The doctrine that negligence and lack of precaution on the part of the complaining witness constitute a defense to the charge of obtaining money by false pretenses is supported by the case of Commonwealth v. Grady, 13 Bush (Ky.) 285, 26 Am. Rep. 192, cited by appellant, and by other cases. But this rule is opposed to the great weight of modern authority, and with reason. In 11 R. C. L. 835, the matter is thus stated :
“Although this rule [minority rule] has been applied in some cases, chiefly to early ones, the courts are now generally agreed that the defendant’s guilt does not depend upon whether the victim could, with reasonable diligence, have ascertained that the representations were false. When all the circumstances evince that the representation was made designedly, with an intent to cheat, and was calculated to deceive and capable of defrauding, the prisoner cannot excuse himself by saying that if the victim had been sharp, vigilant, and astute, he could have detected the fraud by using the means of detection available to him.”
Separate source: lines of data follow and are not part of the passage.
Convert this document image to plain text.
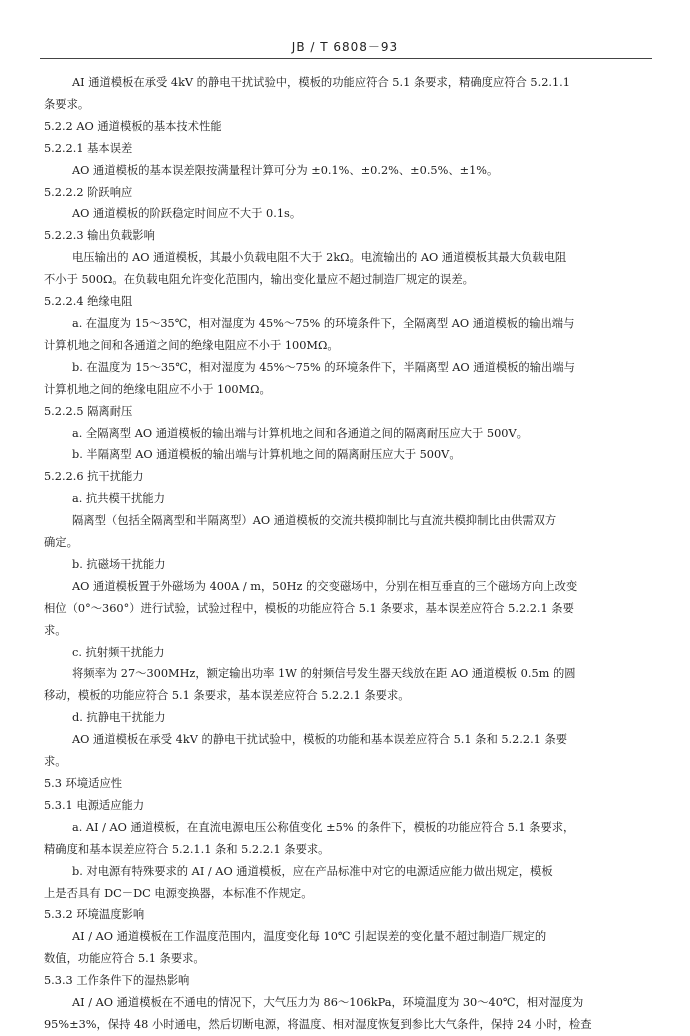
JB / T 6808－93

AI 通道模板在承受 4kV 的静电干扰试验中，模板的功能应符合 5.1 条要求，精确度应符合 5.2.1.1

条要求。

5.2.2 AO 通道模板的基本技术性能

5.2.2.1 基本误差

AO 通道模板的基本误差限按满量程计算可分为 ±0.1%、±0.2%、±0.5%、±1%。

5.2.2.2 阶跃响应

AO 通道模板的阶跃稳定时间应不大于 0.1s。

5.2.2.3 输出负载影响

电压输出的 AO 通道模板，其最小负载电阻不大于 2kΩ。电流输出的 AO 通道模板其最大负载电阻

不小于 500Ω。在负载电阻允许变化范围内，输出变化量应不超过制造厂规定的误差。

5.2.2.4 绝缘电阻

a. 在温度为 15～35℃，相对湿度为 45%～75% 的环境条件下，全隔离型 AO 通道模板的输出端与

计算机地之间和各通道之间的绝缘电阻应不小于 100MΩ。

b. 在温度为 15～35℃，相对湿度为 45%～75% 的环境条件下，半隔离型 AO 通道模板的输出端与

计算机地之间的绝缘电阻应不小于 100MΩ。

5.2.2.5 隔离耐压

a. 全隔离型 AO 通道模板的输出端与计算机地之间和各通道之间的隔离耐压应大于 500V。

b. 半隔离型 AO 通道模板的输出端与计算机地之间的隔离耐压应大于 500V。

5.2.2.6 抗干扰能力

a. 抗共模干扰能力

隔离型（包括全隔离型和半隔离型）AO 通道模板的交流共模抑制比与直流共模抑制比由供需双方

确定。

b. 抗磁场干扰能力

AO 通道模板置于外磁场为 400A / m，50Hz 的交变磁场中，分别在相互垂直的三个磁场方向上改变

相位（0°～360°）进行试验，试验过程中，模板的功能应符合 5.1 条要求，基本误差应符合 5.2.2.1 条要

求。

c. 抗射频干扰能力

将频率为 27～300MHz，额定输出功率 1W 的射频信号发生器天线放在距 AO 通道模板 0.5m 的圆

移动，模板的功能应符合 5.1 条要求，基本误差应符合 5.2.2.1 条要求。

d. 抗静电干扰能力

AO 通道模板在承受 4kV 的静电干扰试验中，模板的功能和基本误差应符合 5.1 条和 5.2.2.1 条要

求。

5.3 环境适应性

5.3.1 电源适应能力

a. AI / AO 通道模板，在直流电源电压公称值变化 ±5% 的条件下，模板的功能应符合 5.1 条要求，

精确度和基本误差应符合 5.2.1.1 条和 5.2.2.1 条要求。

b. 对电源有特殊要求的 AI / AO 通道模板，应在产品标准中对它的电源适应能力做出规定，模板

上是否具有 DC－DC 电源变换器，本标准不作规定。

5.3.2 环境温度影响

AI / AO 通道模板在工作温度范围内，温度变化每 10℃ 引起误差的变化量不超过制造厂规定的

数值，功能应符合 5.1 条要求。

5.3.3 工作条件下的湿热影响

AI / AO 通道模板在不通电的情况下，大气压力为 86～106kPa，环境温度为 30～40℃，相对湿度为

95%±3%，保持 48 小时通电，然后切断电源，将温度、相对湿度恢复到参比大气条件，保持 24 小时，检查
As pointed out in the same text, the courts adhering to the minority rule seem to have disregarded the purpose of -the statutes denouncing the offense of obtaining money or property by false pretenses, and to have carried into the realm of criminal law the rule of civil actions of deceit that, when a person had at hand the means of' investigating the false representations, and might have determined their falsity by the exercise of *385ordinary prudence, he will not be heard to say that he was deceived.
The purpose of the statute is to punish for dishonesty, and to protect persons from fraudulent representations which might induce them to part with their property. This purpose would be largely frustrated if the owners of property having the opportunity for investigating the false pretense were without the protection of the statute. Criminals wary enough under such a state of the law to confine their activities to this class of persons would be furnished with complete immunity in their nefarious calling.
We can conceive of cases in which the false pretense could be of such an absurd character that for a person of ordinary intelligence to act upon it and part with his property without an investigation, when the means of ascertaining the deception were at hand, would suffice to bring the case without the purview of the statute. But this is not a case of that kind. There was nothing absurd or irrational in the representation made to the complaining witness. It is not unreasonable for him to conclude that appellant was the owner of the car and had possession of it at the garage where he formerly kept it. Under the facts as disclosed by the evidence, no duty rested upon him to take the time and trouble to make an investigation to verify appellant’s representation. Therefore to permit the appellant to shift the responsibility of his deception to the injured party would do violence to the spirit of the statute and countenance a wrong.
The judgment of the trial court should be affirmed; and it is so ordered.